Pulpit Rock’s current sermon series “Follow Me” started on January 7 with a simple line drawing of a circle. Thomas explained the boundary-set model which focuses on who is inside of the circle (proper followers of Christ) and who is not. This model made complete sense to me. Maybe I’m very judgmental about who is in the circle, maybe I’m not. But the raw truth is that I order the world around myself. Without thinking, I am the center of my story, God is made in my image, and other proper Christians conveniently resemble me.
Then Thomas drew another simple picture that blew my tiny adult mind. The centered-set model puts Jesus in the middle—sans circle. It’s focused on the person of Christ not on the boundaries that keep people in or out. He is the anchor, the target, the center of the story. People are simply moving toward him or not.

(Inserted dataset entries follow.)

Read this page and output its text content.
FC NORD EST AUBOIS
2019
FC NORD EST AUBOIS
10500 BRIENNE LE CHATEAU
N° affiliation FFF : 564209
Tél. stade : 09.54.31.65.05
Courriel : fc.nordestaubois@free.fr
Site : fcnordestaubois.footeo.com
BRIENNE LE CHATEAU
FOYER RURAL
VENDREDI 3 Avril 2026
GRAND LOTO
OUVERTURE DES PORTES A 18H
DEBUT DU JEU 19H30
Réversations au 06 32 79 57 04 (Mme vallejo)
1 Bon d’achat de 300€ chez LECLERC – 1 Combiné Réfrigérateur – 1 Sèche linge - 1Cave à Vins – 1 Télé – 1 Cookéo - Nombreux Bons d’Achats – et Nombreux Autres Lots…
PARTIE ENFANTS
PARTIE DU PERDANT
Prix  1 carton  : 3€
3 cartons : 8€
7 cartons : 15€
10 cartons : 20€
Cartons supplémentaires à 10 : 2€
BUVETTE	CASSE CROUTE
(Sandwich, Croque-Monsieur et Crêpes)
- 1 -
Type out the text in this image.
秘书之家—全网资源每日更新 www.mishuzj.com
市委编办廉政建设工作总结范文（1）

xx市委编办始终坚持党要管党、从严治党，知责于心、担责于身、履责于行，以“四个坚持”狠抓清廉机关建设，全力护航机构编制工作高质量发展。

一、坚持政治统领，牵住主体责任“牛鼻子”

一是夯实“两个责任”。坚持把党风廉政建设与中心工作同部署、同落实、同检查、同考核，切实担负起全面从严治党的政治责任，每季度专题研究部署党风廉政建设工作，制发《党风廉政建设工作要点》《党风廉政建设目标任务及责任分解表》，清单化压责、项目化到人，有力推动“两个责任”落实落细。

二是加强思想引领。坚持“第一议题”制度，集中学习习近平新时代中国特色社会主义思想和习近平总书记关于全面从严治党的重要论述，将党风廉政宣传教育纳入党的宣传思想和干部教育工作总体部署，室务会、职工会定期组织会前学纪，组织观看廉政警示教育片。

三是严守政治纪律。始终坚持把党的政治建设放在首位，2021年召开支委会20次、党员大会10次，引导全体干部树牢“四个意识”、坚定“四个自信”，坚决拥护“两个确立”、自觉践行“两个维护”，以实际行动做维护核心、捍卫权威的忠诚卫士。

You would think Thomas’ second picture would have been obvious to me, a lifelong Christian. Just like Lucy is not the center of Narnia, I am not the center of the story either. My worries? Me-focused. But my prayers? Christ-focused. My comparisons? Me-focused. But my trust? Christ-focused. This worldview doesn’t come naturally to me, but it does feel right.
In the Chronicles of Narnia’s A Horse and His Boy, the young protagonist (not Lucy) faces a lion he doesn’t yet know. Tears stream down his cheeks as his life has been one hardship after another—lost his father, taken in by an abuser, chased by lions, forced to swim for his life, wounded, starving, thirsty.
“I do not call you unfortunate,” said the Large Voice.
“Don’t you think it was bad luck to meet so many lions?” said Shasta.
“There was only one lion.” said the Voice.
“What on earth do you mean? I’ve just told you there were at least two lions the first night, and -”
“There was only one, but he was swift of foot.”
“How do you know?”
“I was the lion.”
And as Shasta gaped with open mouth and said nothing, the Voice continued. “I was the lion who forced you to join with Aravis. I was the cat who comforted you among the houses of the dead. I was the lion who drove the jackals from you as you slept. I was the lion who gave the Horses the new strength of fear for the last mile so that you should reach King Lune in time. And I was the lion you do not remember who pushed the boat in which you lay, a child near death, so that it came to shore where a man sat, wakeful at midnight, to receive you.”
“Then it was you who wounded Aravis?”
“It was I.”
“But what for?”
“Child,” said the Voice, “I am telling you your story, not hers. I tell no one any story but his own.”
Christ is the center of the story whether we recognize it or not. Following him moves us into the harbor of his mysterious love, care, and hope. My comparisons, evaluations, and judgment (oh, the judgment) are not needed or frankly even invited. I’m not the queen of this story—I’m the beloved heir—so I am free when the true Heart of the story says, “Follow me!”